In America, where David now had three albums in the lower rungs of the chart, Aladdin Sane was given a warm reception and climbed to number 17. Billboard considered it a combination of "raw energy with explosive rock", noting that "the sonic impact is all-important, and there's plenty of vocal exertion and instrumental exuberance". In Rolling Stone, Ben Gerson subjected the album to a close and intelligent analysis (albeit relying too heavily on the assumption of David's homosexuality - where is the evidence that "Cracked Actor" and "Let's Spend The Night Together" are explicitly gay?), concluding that through his "provocative melodies, audacious lyrics, masterful arrangements and production", Bowie was now "of major importance."

 

Aladdin Sane is an album of contradictions, and compared with its immediate predecessors there are times when its restless creativity can't disguise the sense of a rush job. Writing some years later, Charles Shaar Murray noted that "It was all too obvious that the heat was on...The songs were written too fast, recorded too fast and mixed too fast." At its best, however, the album transcends the tightly-produced, freeze-dried glam of Ziggy Stardust to explore a richer, more textured style of production, with "Drive-In Saturday", "Lady Grinning Soul" and the title track itself the obvious jewels.

 

"It was almost like a treading-water album," Bowie remarked 20 years later, "but funnily enough, in retrospect, for me, it's the more successful album, because it's more informed about rock 'n' roll than Ziggy was." Indeed, Aladdin Sane remains one of the most urgent, compelling and essential of Bowie's albums, its historical value running deeper than its commercial success. The very fact that it's less disciplined than Ziggy Stardust discloses the album's tantalisingly unhinged personality, as the rococo elaborations of Mike Garson's piano run counter to the tight efficiency of The Spiders' rock act.

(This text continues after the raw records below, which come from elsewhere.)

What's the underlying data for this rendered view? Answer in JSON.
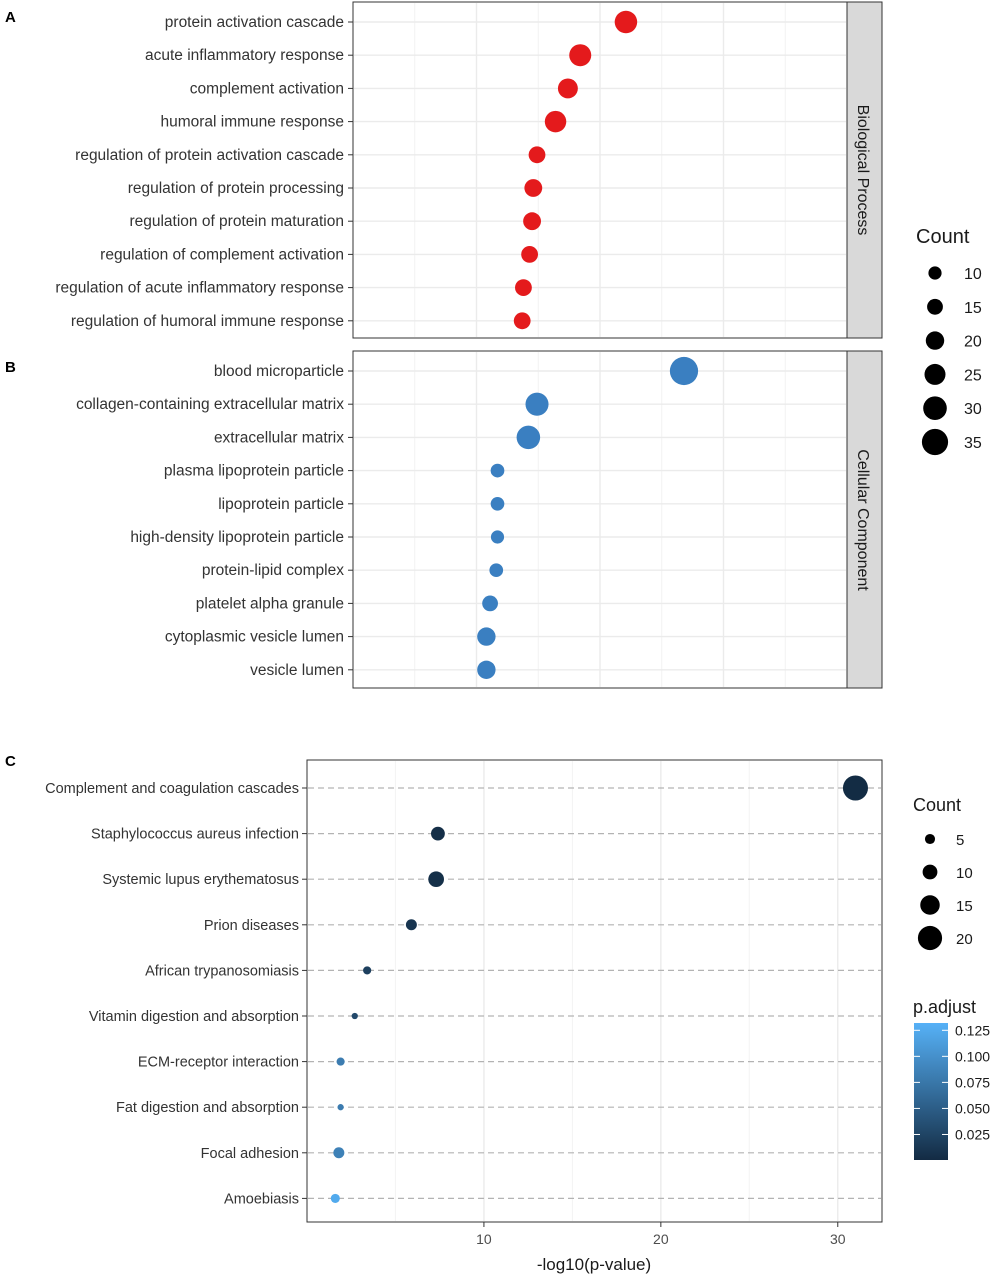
{
  "chart_data": [
    {
      "panel_label": "A",
      "type": "scatter",
      "facet_label": "Biological Process",
      "color": "#e41a1c",
      "categories": [
        "protein activation cascade",
        "acute inflammatory response",
        "complement activation",
        "humoral immune response",
        "regulation of protein activation cascade",
        "regulation of protein processing",
        "regulation of protein maturation",
        "regulation of complement activation",
        "regulation of acute inflammatory response",
        "regulation of humoral immune response"
      ],
      "x": [
        22.1,
        18.4,
        17.4,
        16.4,
        14.9,
        14.6,
        14.5,
        14.3,
        13.8,
        13.7
      ],
      "count": [
        26,
        25,
        21,
        24,
        15,
        17,
        17,
        15,
        15,
        15
      ],
      "xlim": [
        0,
        40
      ],
      "legend": {
        "title": "Count",
        "values": [
          10,
          15,
          20,
          25,
          30,
          35
        ]
      }
    },
    {
      "panel_label": "B",
      "type": "scatter",
      "facet_label": "Cellular Component",
      "color": "#3a7fc1",
      "categories": [
        "blood microparticle",
        "collagen-containing extracellular matrix",
        "extracellular matrix",
        "plasma lipoprotein particle",
        "lipoprotein particle",
        "high-density lipoprotein particle",
        "protein-lipid complex",
        "platelet alpha granule",
        "cytoplasmic vesicle lumen",
        "vesicle lumen"
      ],
      "x": [
        26.8,
        14.9,
        14.2,
        11.7,
        11.7,
        11.7,
        11.6,
        11.1,
        10.8,
        10.8
      ],
      "count": [
        37,
        27,
        28,
        9,
        9,
        8,
        9,
        13,
        18,
        18
      ],
      "xlim": [
        0,
        40
      ]
    },
    {
      "panel_label": "C",
      "type": "scatter",
      "categories": [
        "Complement and coagulation cascades",
        "Staphylococcus aureus infection",
        "Systemic lupus erythematosus",
        "Prion diseases",
        "African trypanosomiasis",
        "Vitamin digestion and absorption",
        "ECM-receptor interaction",
        "Fat digestion and absorption",
        "Focal adhesion",
        "Amoebiasis"
      ],
      "x": [
        31.0,
        7.4,
        7.3,
        5.9,
        3.4,
        2.7,
        1.9,
        1.9,
        1.8,
        1.6
      ],
      "count": [
        22,
        10,
        12,
        7,
        4,
        2,
        4,
        2,
        7,
        5
      ],
      "p_adjust": [
        0.001,
        0.004,
        0.005,
        0.01,
        0.02,
        0.03,
        0.08,
        0.08,
        0.085,
        0.125
      ],
      "xlabel": "-log10(p-value)",
      "xticks": [
        10,
        20,
        30
      ],
      "xlim": [
        0,
        32.5
      ],
      "legend_count": {
        "title": "Count",
        "values": [
          5,
          10,
          15,
          20
        ]
      },
      "legend_color": {
        "title": "p.adjust",
        "ticks": [
          "0.125",
          "0.100",
          "0.075",
          "0.050",
          "0.025"
        ],
        "tick_values": [
          0.125,
          0.1,
          0.075,
          0.05,
          0.025
        ],
        "range": [
          0.0005,
          0.132
        ],
        "low_color": "#132b43",
        "high_color": "#56b1f7"
      }
    }
  ]
}
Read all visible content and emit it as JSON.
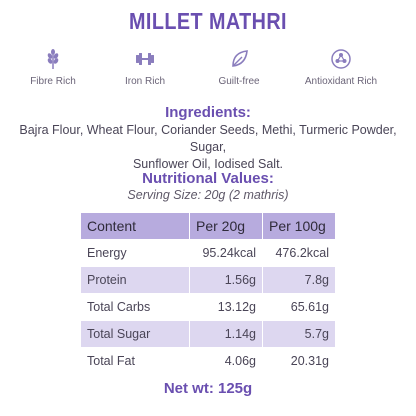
{
  "title": "MILLET MATHRI",
  "badges": [
    {
      "label": "Fibre Rich",
      "icon": "wheat-icon"
    },
    {
      "label": "Iron Rich",
      "icon": "dumbbell-icon"
    },
    {
      "label": "Guilt-free",
      "icon": "leaf-icon"
    },
    {
      "label": "Antioxidant Rich",
      "icon": "molecule-icon"
    }
  ],
  "ingredients": {
    "heading": "Ingredients:",
    "line1": "Bajra Flour, Wheat Flour, Coriander Seeds, Methi, Turmeric Powder, Sugar,",
    "line2": "Sunflower Oil, Iodised Salt."
  },
  "nutrition": {
    "heading": "Nutritional Values:",
    "serving": "Serving Size: 20g (2 mathris)",
    "headers": [
      "Content",
      "Per 20g",
      "Per 100g"
    ],
    "rows": [
      [
        "Energy",
        "95.24kcal",
        "476.2kcal"
      ],
      [
        "Protein",
        "1.56g",
        "7.8g"
      ],
      [
        "Total Carbs",
        "13.12g",
        "65.61g"
      ],
      [
        "Total Sugar",
        "1.14g",
        "5.7g"
      ],
      [
        "Total Fat",
        "4.06g",
        "20.31g"
      ]
    ]
  },
  "net_weight": "Net wt: 125g",
  "colors": {
    "accent": "#6a4fb0",
    "header_bg": "#b7abde",
    "row_shade": "#ddd7f0",
    "icon": "#8a7dbd"
  }
}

In its often deranged musicality, Aladdin Sane not only exposes the nature of its title character but hints at the pressures already incumbent on its creator. In retrospect it's clear that Bowie was moving far beyond the derivative Bolanisms of his previous album, producing in Aladdin Sane an energetic moment of transition between the glam sound he had helped to pioneer - here staunchly represented by effortless classics like "The Jean Genie" - and, as evidenced by "Drive-In Saturday" and "Panic In Detroit", the first stirrings of a fascination with the more voluptuous textures of American soul.